Integrated Science Practices Enhanced by Computational Thinking (InSPECT)


This project is funded by the STEM+Computing Partnership (STEM+C) program, which seeks to advance new approaches to, and evidence-based understanding of, the integration of computing in STEM teaching and learning. This project will contribute to that effort by developing new curriculum units for high school biology courses that integrate computational thinking within biology. The units will feature inquiry-oriented investigations that will require students to design procedures using a variety of computer-controlled sensors, actuators, video-capture devices, and other technologies to solve open-ended problems. Students will use a simplified visual programming language, called Dataflow, to automate experimental procedures, collect and visualize data, and wirelessly link to data sharing devices. To use these real-time resources effectively, students will need to link the causal (cause and effect) thinking of the natural sciences to the computational thinking skills of computer science. The project will develop 12 curriculum units comprising 6 background units, 3 highly structured set-piece experiments, and 3 open-ended projects. Sets of two background units, 1 set-piece experiment, and one open-ended project will allow students to progress through development of foundational knowledge and experimental skills before taking on the challenge of an open-ended project. The outcomes of this project have high potential to advance classroom practices in science by identifying ways of using computers and computational thinking to engage students more deeply in the processes and reasoning of scientific inquiry.

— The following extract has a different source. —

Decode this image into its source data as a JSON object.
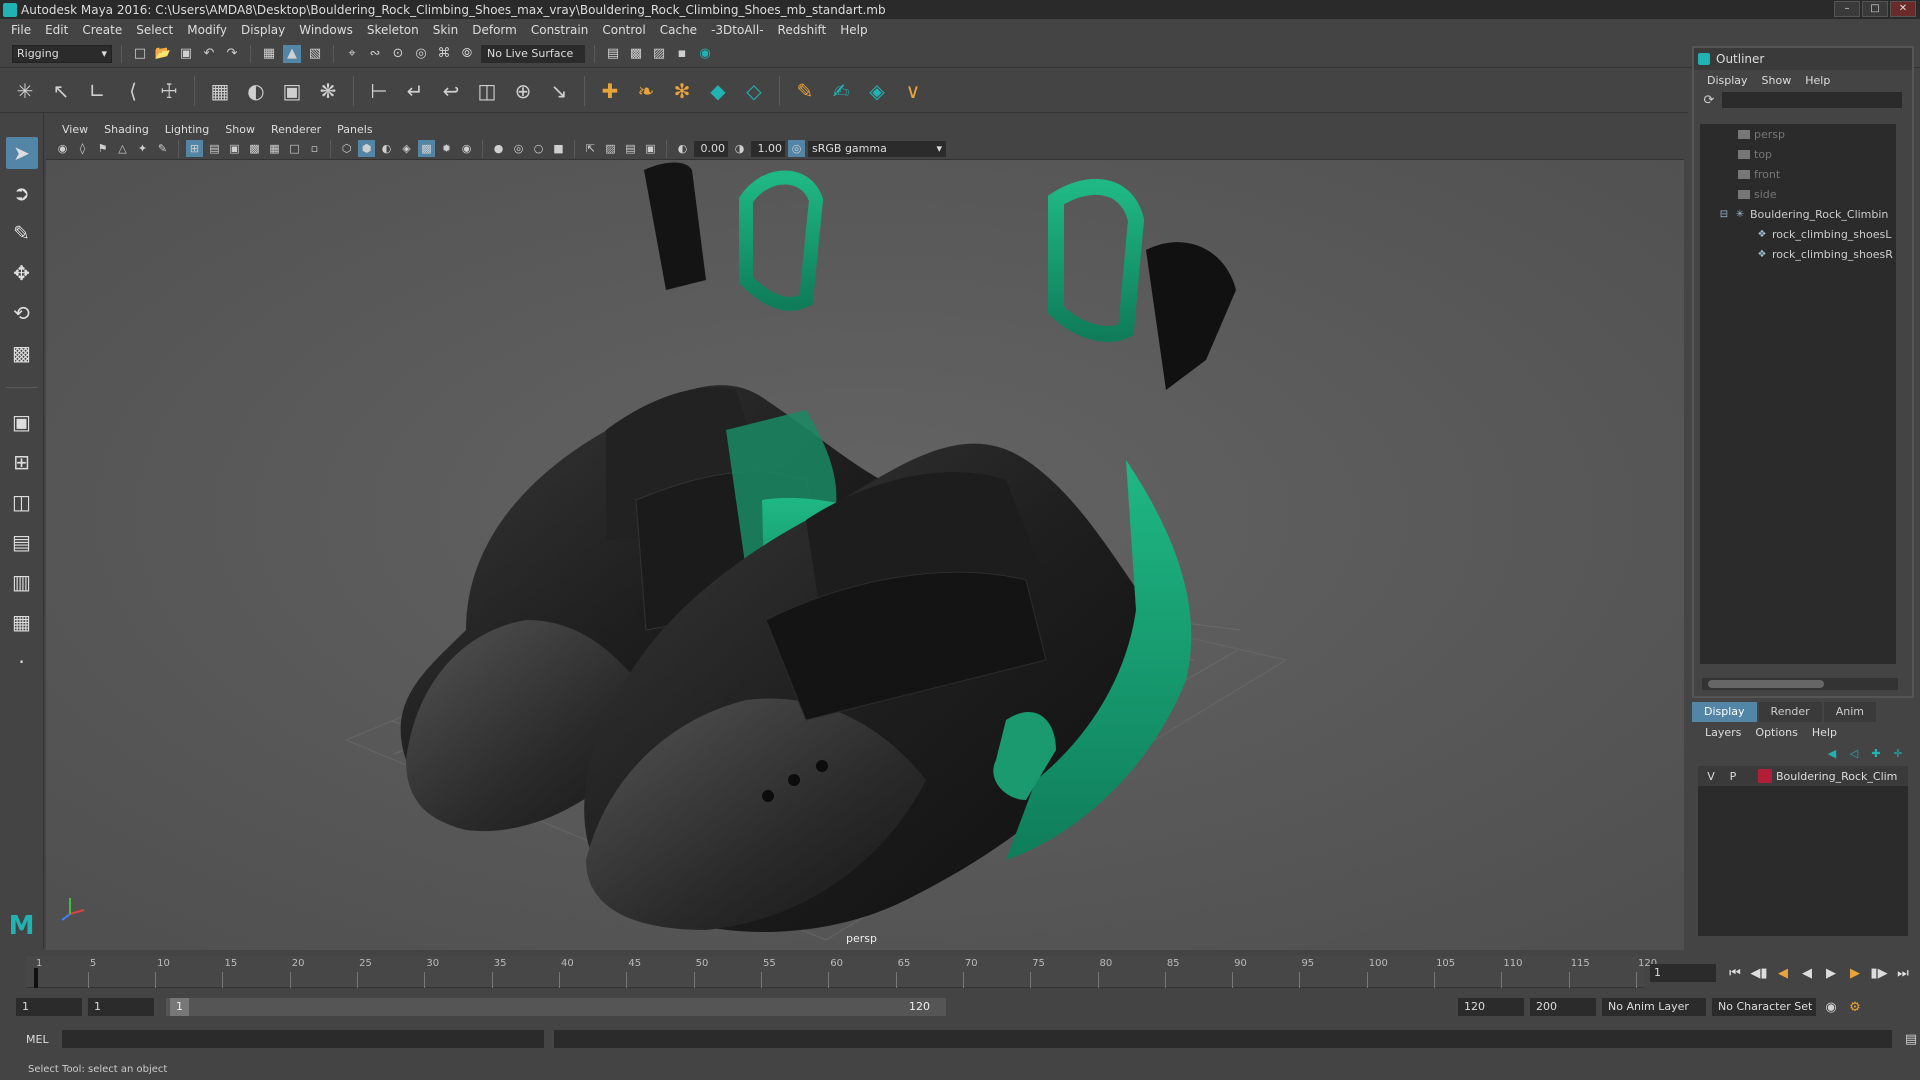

The project will conduct design-based research, using the first two project years to develop and validate a pedagogical model of integration between science and computational thinking practices and related activities. In year three, the project will undertake a pilot implementation to test the feasibility of the project's innovations in the biology classes taught by 26 teachers in diverse schools. The project will provide teachers with teaching resources, technology, and professional development designed to enable their students to undertake two science investigations requiring a total of four to six weeks of classes. A mixed-methods research strategy will be employed both to characterize and estimate student gains in applying computational thinking, carrying out science practices, and understanding core biology content knowledge related to ecosystems. Data will be gathered from classroom observations, pretests and posttests, embedded assessments in activities, student screencast reports, interviews with teachers and students, and log data automatically collected by learning software. This variety of data sources will be triangulated to validate research findings from multiple perspectives. Three questions guide the research: A) To what extent and under what conditions are students able to use the project's computational resources to undertake authentic scientific investigations? B) When students are engaged in science experimentation made possible by the resources, approach, and designed tools, what learning gains will be observed in student abilities to perform science practices, exercise computational thinking, and understand biology concepts? What factors are associated with differences in the gains, if any? and C) What kinds of background materials and assistance do teachers require for effective enactments of the intended curriculum? Specifically, how important is teacher background and experience with computers to support student use of technology-enabled experimentation? What was the impact of various kinds of teacher supports on the quality of the classroom enactments.